[Comunicato stampa di NoScorie Trisaia]

Ora è il turno dei cittadini di Marconia.Qui l’antenna è vicina ad una scuola materna. Per chi lo ignora le radiazioni elettromagnetiche provocano danni alle cellule cerebrali e leucemie, e non a caso quelli più esposti sono i bambini. Noscorie ha segnalato mesi fa il caso di Policoro. Nei pressi della scuola elementare Lorenzo Milani, in Via Puglia a Policoro, ad una distanza di circa 50 metri compare all’improvviso, come un fungo, un grosso camino a doppia canna di oltre tre metri. Non è un camino comune, è alto e ingombrante perché al suo interno nasconde delle antenne per la telefonia mobile del tipo Umts (per intenderci: i videotelefoninini).

La passata Amministrazione Comunale di Policoro ha autorizzato e concesso l’ennesima l’installazione di una potente antenna telefonica che emana, nostro malgrado, radiazioni elettromagnetiche su abitazioni e nei pressi di una scuola elementare. La società telefonica, proprietaria della concessione, in ottica di falsa trasparenza ed al fine di non suscitare allarmi sulla stessa popolazione, ha mascherato la potente antenna con un falso camino.

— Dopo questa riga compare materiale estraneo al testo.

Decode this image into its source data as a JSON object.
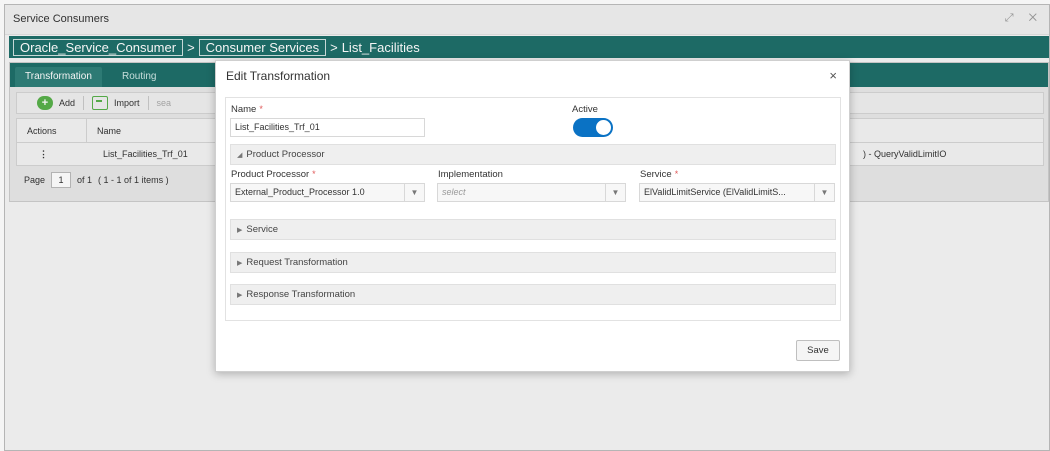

Il Comune di Policoro costringe gli ignari cittadini a subire l’inquinamento elettromagnetico, in assenza di un regolamento di delocalizzazione condiviso, che prevede l’allontanamento delle antenne telefoniche dai centri abitati e dalle abitazioni o l’utilizzo di microcelle a basso impatto elettromagnetico. La Regione Basilicata, dal canto suo, non ha ancora istituito il catasto delle antenne ed a nulla sono servite le dimostranze di tanti cittadini, in tutti i comuni.

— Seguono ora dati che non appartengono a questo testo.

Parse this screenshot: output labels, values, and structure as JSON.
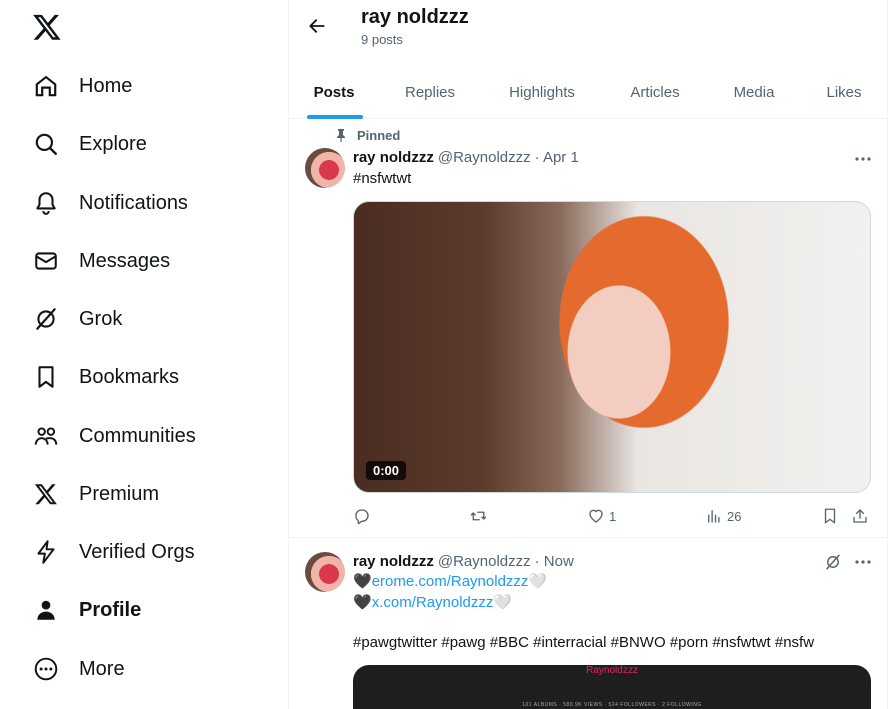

L’esperienza del camino a Policoro non è nuova; distante sempre circa 80 metri dallo stesso plesso scolastico e precisamente sulla Piazza Roma esiste un’altra antenna telefonica, sempre mascherata da camino, e in Via Sinisi, in prossimità della scuola elementare di Via Dante (la Giovanni Paolo II), esiste una terza antenna, sempre mascherata da camino. La scuola elementare Lorenzo Milani e la Giovanni Paolo II hanno, quindi, in totale tre antenne telefoniche che emanano onde elettromagnetiche sugli inconsapevoli scolari e sugli insegnanti.

L’Arpab dovrebbe spiegare se e perché ha autorizzato tre antenne(mascherate da camini) vicine tra loro 150 mt che emanano onde potenzialmente nocive su due scuole elementari. Ormai tutti conoscono il businnes che esiste dietro l’installazione di queste antenne, migliaia d’euro l’anno (fino a 15.000 euro) che, con contratti che vanno fino a nove anni, saranno elargiti dalla società telefonica al proprietario del suolo dove è installata l’antenna, in barba ai cittadini che dovranno sorbirsi le radiazioni elettromagnetiche e che vedranno deprezzare il proprio immobile per la presenza, nelle vicinanze, dell’antenna.Il comune che non ha emanato il piano di delocalizzazione (che dovrà, in ogni modo, essere discusso con i cittadini) ci deve spiegare con che criterio concede le licenze e, soprattutto a chi? Quanto accade è assurdo e viola la libertà e il diritto alla salute dei cittadini.

Siamo ormai in presenza di una vera e propria lobby delle antenne che con la regolamentazione nazionale che favorisce le società telefoniche , la compiacenza dei sindaci di turno e l’immobilismo regionale permette di realizzare piccoli ed indecenti affari (circa 15000 euro ad antenna) con qualche privato o impresa a danno di una intera collettività. Cogliamo l’occasione per invitare il nuovo sindaco di Policoro Serafino Di Sanza e tutti gli altri sindaci della Basilicata a prendere urgenti provvedimenti in materia, come l’allontanamento delle antenne e delle loro radiazioni dalle teste degli scolari, la settimana prossima non a caso inizieranno le lezioni scolastiche. Rimedino realizzare i piani dei delocalizzazione e a spostare le antenne che avrebbero dovuto prevedere distanze dalle abitazioni non meno di 400 metri e l’utilizzo di microcelle per ridurre l’impatto elettromagnetico sull’ambiente.Nessuno segua l’esempio di Pisticci e Lagonegro dove i sindaci hanno fatto montare le antenne telefoniche sui municipi per recuperare qualche spicciolo. Invitiamo i cittadini a boicottare come forma di protesta tutte le attività commerciali e di impresa dei proprietari del suolo e dell’edificio dove sono allocate le antenne telefoniche inquinanti, come alberghi, negozi, supermercati, uffici e quant’altro.